Marketing Technology

Social Media Analytics Tools

In yesterday’s Advisor, we shared some of the best social media management tools on the market, keeping pricing in mind for small- and medium-sized businesses. In today’s Advisor, we’ll take a look at additional social media analytics tools that can help you to be smarter and more informed with your social media marketing.

Iconosquare

Iconosquare offers the most in-depth analytics data for Instagram, and at just $2.40/month for the basic service, it’s an investment that doesn’t require much thinking about. Iconosquare automatically builds useful reports that give valuable insights on followers, competitors, and prospects—sent straight to your e-mail on a daily basis.

Crowdfire

Crowdfire is a tool that’s a mix between a social media management tool and a social media analytics tool. Here are some of the basic functions it can help a marketer to perform:

  • Finding inactive users and unfollowers
  • Finding relevant users to follow
  • Statistics on how social updates affect followers

 

It’s an insanely useful tool for companies that are sensitive to the daily happenings of their followers.

Rignite

Rignite is a complete social media management tool with powerful analytics capabilities. It draws data from social media campaigns across all platforms for a more complete picture of what’s working and what isn’t. But it’s so much more than high level—you can analyze your efforts by post, campaign, category, and network. The information you’ll get from using Rignite is actionable in so many ways.

Sprout Social

Like Rignite, Sprout Social is a complete social media management tool that has use across several different departments using several different functions. Sprout Social has customer relationship management (CRM) capabilities, it’s easy to use with team members, and of course, it has the ability to track and measure social performance.

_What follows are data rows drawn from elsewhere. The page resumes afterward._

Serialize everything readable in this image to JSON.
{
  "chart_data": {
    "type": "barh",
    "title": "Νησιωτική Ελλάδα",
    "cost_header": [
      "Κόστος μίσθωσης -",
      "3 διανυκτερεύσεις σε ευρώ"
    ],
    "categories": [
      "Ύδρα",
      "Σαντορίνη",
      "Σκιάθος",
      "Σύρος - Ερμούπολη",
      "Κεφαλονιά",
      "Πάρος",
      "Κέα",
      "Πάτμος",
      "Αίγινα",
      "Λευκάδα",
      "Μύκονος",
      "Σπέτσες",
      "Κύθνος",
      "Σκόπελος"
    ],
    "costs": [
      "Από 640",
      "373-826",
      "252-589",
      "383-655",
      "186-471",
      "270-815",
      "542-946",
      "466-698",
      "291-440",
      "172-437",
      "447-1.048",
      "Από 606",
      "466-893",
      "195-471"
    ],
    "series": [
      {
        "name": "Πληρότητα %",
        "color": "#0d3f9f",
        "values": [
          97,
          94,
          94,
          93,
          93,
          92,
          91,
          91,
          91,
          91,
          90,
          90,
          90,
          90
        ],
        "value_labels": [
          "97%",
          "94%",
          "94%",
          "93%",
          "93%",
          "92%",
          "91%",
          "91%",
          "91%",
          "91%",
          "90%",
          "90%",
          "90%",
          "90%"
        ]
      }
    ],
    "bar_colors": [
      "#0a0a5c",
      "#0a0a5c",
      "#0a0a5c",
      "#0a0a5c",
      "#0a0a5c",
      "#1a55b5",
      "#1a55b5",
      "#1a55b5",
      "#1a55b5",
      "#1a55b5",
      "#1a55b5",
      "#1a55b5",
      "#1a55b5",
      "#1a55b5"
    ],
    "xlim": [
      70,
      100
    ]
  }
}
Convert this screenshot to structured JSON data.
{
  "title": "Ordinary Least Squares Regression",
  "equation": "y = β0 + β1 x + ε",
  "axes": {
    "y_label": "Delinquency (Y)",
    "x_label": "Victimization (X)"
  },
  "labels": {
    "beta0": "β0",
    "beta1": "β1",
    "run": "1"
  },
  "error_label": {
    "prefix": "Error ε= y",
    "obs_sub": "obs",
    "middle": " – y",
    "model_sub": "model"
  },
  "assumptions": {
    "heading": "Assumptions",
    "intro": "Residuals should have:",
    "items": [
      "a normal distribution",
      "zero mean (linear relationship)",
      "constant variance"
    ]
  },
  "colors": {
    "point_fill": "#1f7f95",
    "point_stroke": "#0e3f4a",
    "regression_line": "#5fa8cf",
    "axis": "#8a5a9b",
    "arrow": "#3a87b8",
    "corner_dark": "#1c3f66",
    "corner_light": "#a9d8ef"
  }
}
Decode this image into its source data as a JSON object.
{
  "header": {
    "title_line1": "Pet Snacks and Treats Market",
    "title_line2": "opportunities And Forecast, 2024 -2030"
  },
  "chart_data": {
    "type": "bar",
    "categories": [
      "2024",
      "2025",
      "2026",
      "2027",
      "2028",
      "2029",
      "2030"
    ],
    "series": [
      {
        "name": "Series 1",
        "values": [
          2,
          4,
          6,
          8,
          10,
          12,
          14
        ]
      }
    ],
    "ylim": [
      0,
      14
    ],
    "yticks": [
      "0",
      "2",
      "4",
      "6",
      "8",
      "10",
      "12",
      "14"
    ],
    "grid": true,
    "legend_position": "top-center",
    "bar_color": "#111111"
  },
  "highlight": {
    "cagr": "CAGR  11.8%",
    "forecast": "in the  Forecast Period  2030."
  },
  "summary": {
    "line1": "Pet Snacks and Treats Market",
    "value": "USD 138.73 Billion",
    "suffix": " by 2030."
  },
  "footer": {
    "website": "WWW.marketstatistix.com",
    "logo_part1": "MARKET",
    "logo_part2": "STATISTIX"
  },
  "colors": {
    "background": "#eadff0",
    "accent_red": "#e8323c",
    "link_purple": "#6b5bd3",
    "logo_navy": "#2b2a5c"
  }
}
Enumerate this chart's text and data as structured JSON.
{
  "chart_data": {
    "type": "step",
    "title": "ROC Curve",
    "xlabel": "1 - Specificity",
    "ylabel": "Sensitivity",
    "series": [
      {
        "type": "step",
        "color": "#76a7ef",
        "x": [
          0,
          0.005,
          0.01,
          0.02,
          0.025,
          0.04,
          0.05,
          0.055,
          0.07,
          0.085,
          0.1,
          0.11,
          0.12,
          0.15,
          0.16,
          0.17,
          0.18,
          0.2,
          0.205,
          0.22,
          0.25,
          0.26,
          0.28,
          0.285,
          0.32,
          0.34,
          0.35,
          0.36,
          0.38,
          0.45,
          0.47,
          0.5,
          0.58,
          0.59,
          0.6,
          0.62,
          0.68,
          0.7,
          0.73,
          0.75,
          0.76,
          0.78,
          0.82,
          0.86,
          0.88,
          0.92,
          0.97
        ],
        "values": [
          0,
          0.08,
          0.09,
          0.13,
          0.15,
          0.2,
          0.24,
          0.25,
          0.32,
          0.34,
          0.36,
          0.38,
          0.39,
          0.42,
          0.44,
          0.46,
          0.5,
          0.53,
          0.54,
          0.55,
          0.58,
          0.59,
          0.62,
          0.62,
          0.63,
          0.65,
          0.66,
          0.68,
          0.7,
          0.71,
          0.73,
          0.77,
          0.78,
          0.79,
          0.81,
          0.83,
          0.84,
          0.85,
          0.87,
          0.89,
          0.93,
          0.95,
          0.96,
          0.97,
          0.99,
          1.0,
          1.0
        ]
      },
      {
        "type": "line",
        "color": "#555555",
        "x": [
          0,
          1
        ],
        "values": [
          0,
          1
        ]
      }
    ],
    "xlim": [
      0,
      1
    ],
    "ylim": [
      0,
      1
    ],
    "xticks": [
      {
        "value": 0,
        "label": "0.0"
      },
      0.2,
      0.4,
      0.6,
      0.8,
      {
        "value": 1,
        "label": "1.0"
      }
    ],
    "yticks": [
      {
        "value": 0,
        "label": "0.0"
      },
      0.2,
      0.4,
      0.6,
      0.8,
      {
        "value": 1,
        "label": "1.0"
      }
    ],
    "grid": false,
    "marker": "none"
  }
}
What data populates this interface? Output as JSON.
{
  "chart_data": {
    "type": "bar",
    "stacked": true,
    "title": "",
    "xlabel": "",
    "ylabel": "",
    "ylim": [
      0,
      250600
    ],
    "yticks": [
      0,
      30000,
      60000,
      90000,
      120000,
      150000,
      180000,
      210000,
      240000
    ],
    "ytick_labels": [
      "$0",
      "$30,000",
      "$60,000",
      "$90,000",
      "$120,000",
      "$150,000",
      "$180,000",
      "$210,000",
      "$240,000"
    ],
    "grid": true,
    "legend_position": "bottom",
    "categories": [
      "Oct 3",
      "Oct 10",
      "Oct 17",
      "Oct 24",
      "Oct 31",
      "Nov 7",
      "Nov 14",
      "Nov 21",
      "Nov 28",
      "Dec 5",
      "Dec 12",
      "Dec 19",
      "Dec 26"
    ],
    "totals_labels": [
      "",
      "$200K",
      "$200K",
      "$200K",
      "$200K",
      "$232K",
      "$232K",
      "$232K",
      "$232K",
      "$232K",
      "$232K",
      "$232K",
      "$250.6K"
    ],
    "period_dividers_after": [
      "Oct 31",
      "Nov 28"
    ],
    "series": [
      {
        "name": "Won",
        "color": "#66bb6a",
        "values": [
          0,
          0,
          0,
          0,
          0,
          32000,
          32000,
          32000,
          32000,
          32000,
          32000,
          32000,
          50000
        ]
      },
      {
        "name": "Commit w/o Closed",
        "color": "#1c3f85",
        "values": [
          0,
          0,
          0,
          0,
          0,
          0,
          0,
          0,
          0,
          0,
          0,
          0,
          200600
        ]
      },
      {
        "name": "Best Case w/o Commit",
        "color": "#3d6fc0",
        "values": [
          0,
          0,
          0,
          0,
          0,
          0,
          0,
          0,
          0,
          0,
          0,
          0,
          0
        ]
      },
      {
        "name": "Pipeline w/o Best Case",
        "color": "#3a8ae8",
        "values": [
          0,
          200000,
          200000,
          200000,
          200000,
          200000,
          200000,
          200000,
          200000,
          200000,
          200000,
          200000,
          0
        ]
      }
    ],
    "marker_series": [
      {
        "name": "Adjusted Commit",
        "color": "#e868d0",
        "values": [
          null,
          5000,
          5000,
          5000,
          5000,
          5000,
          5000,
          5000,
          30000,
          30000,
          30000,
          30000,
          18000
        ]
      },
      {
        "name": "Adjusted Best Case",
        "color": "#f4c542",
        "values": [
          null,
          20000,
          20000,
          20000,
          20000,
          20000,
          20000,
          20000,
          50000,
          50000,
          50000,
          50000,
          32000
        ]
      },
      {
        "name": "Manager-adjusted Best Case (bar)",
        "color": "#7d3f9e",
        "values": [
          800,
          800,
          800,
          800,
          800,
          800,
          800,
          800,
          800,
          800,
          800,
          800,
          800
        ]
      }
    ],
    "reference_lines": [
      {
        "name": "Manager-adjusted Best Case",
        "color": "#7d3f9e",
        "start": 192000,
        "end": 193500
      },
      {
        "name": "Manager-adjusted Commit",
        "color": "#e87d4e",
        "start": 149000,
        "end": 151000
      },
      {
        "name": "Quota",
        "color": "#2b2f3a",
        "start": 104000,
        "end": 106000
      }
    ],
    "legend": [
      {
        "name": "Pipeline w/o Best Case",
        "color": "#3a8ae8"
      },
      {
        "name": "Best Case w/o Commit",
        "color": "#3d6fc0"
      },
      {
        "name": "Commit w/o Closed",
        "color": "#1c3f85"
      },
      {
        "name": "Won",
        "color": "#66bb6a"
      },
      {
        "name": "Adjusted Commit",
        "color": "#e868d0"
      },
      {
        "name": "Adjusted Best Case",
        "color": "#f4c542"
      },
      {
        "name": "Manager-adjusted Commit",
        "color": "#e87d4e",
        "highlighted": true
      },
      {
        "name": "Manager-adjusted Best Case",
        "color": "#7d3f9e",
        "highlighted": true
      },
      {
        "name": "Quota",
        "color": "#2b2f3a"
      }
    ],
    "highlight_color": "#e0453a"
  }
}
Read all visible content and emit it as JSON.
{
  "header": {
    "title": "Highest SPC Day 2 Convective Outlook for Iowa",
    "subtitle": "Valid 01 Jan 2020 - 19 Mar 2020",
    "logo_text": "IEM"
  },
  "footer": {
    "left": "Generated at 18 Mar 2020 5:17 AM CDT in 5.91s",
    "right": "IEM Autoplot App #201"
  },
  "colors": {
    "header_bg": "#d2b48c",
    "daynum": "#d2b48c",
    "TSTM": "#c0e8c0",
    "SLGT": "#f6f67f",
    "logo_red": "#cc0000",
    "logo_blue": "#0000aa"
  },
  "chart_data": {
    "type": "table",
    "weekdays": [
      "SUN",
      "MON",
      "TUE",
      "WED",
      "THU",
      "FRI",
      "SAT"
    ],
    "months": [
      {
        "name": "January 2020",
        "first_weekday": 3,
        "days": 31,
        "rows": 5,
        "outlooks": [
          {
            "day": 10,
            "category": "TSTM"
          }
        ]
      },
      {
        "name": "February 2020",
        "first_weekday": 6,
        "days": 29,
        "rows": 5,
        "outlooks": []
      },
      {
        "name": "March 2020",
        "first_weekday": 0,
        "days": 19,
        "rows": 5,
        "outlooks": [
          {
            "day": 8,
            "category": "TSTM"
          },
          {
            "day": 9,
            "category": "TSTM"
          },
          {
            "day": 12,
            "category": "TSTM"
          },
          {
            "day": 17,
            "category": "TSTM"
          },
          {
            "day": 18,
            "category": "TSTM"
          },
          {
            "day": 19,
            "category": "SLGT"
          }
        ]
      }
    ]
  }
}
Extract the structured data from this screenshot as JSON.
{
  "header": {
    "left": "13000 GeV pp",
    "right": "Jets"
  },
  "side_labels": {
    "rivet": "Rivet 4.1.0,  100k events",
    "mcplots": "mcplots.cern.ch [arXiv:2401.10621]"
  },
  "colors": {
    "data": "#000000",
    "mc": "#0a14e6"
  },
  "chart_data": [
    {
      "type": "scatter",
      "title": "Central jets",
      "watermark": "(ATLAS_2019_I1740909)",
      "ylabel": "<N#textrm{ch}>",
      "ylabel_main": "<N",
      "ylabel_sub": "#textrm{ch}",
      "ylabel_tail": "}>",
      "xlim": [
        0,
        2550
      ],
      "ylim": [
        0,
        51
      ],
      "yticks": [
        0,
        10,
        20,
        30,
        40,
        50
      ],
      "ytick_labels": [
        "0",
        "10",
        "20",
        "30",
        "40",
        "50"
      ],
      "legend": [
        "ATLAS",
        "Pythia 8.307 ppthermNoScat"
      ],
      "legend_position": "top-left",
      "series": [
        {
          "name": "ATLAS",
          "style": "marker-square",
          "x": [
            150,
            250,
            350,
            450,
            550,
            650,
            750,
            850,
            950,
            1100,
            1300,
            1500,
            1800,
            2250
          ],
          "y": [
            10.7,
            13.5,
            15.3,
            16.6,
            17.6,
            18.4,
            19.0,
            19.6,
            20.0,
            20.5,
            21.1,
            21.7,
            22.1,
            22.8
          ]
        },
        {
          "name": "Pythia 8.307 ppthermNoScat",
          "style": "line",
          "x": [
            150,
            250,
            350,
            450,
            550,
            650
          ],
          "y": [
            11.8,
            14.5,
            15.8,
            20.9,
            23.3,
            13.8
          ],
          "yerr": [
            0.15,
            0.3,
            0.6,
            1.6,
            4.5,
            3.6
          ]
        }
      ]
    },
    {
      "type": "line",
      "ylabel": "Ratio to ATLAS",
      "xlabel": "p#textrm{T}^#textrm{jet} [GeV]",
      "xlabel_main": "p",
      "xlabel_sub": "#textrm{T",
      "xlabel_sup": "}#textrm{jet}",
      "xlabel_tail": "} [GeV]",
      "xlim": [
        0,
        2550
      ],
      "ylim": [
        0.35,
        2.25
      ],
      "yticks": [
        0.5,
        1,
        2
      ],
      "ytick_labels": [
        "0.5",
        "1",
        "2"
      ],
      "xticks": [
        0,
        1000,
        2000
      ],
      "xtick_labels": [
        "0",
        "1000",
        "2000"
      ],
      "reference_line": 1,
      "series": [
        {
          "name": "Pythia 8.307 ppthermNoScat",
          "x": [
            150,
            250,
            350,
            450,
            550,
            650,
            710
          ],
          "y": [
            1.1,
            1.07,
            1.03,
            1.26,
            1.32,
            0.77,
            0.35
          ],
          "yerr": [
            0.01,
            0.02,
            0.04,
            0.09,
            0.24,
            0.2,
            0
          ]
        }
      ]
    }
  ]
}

Facebook Insights/Twitter Analytics

Finally, it would be silly to end this list without mentioning Facebook and Twitter’s built-in analytics tools. Both offer detailed information about followers, including when they’re typically online, what they’re interested in, and other demographics and useful bits of data. Facebook’s analytics data are a touch more advanced than Twitter’s, but Twitter isn’t far behind. Best of all, neither requires a fee to access, so you might as well make use of it!

The best social media analytics tools work both on a platform-by-platform basis and when a company’s social media activities are compared across all platforms. Do you have a tool in place that can perform these essential functions, or is it time to reevaluate your social media analytics data?